Planting conditions, commodity prices, tariff issues – these are things that keep farmers awake at night. The stress of dealing with conditions out of their control trickles through the entire family and it’s critical that children aren’t left to deal with the emotional ramifications on their own.

Larry Tranel is an extension dairy field specialist with Iowa State University. He says kids sense when something’s going on. They’re good at tuning in to their parents and will often show signs of picking up that stress.  

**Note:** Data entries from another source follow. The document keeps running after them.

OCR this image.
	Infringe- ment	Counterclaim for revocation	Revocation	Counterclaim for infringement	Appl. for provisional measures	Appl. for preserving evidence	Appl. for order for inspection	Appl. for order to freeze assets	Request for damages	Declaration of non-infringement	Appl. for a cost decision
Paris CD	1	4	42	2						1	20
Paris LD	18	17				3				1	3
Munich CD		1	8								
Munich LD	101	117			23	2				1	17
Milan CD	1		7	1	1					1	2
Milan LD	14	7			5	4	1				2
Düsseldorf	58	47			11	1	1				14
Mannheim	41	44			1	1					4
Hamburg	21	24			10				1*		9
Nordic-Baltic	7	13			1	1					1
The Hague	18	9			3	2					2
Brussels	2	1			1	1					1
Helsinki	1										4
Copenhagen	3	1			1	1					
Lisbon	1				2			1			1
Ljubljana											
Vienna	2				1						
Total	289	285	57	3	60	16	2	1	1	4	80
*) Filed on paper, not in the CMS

"Kids will tend to at times act out, so any behavior that you kind of feel like is out of the ordinary. They might not be eating quite as well, they may be eating more than normal. They might not be sleeping very well, or they might be sleeping more than normal," says Tranel. "Take a look at maybe even having trouble in school or trouble focusing, or they might be watching too much TV or something like that."

Kids might also think it’s their fault that things are happening. It’s important to let them know they’re loved, listen to their worries, and tell them what’s going on in an age-appropriate manner.

"We’re having a little bit of a problem here, maybe it’s a major problem we’re going to work ourselves through," he says. "Kids often tend to be quite resilient with things as well, and the more you can actually help them feel like they’re part of helping out the situation – so they might be doing extra chores or they can’t buy this because we have some financial difficulty or whatever – but the more you can bring them along, I tend to feel it’s better for them."

Tranel says clear and caring communication and well-adjusted thought processes will help them better deal with their feelings. You can’t take away the tough times, but you can help them build resiliency.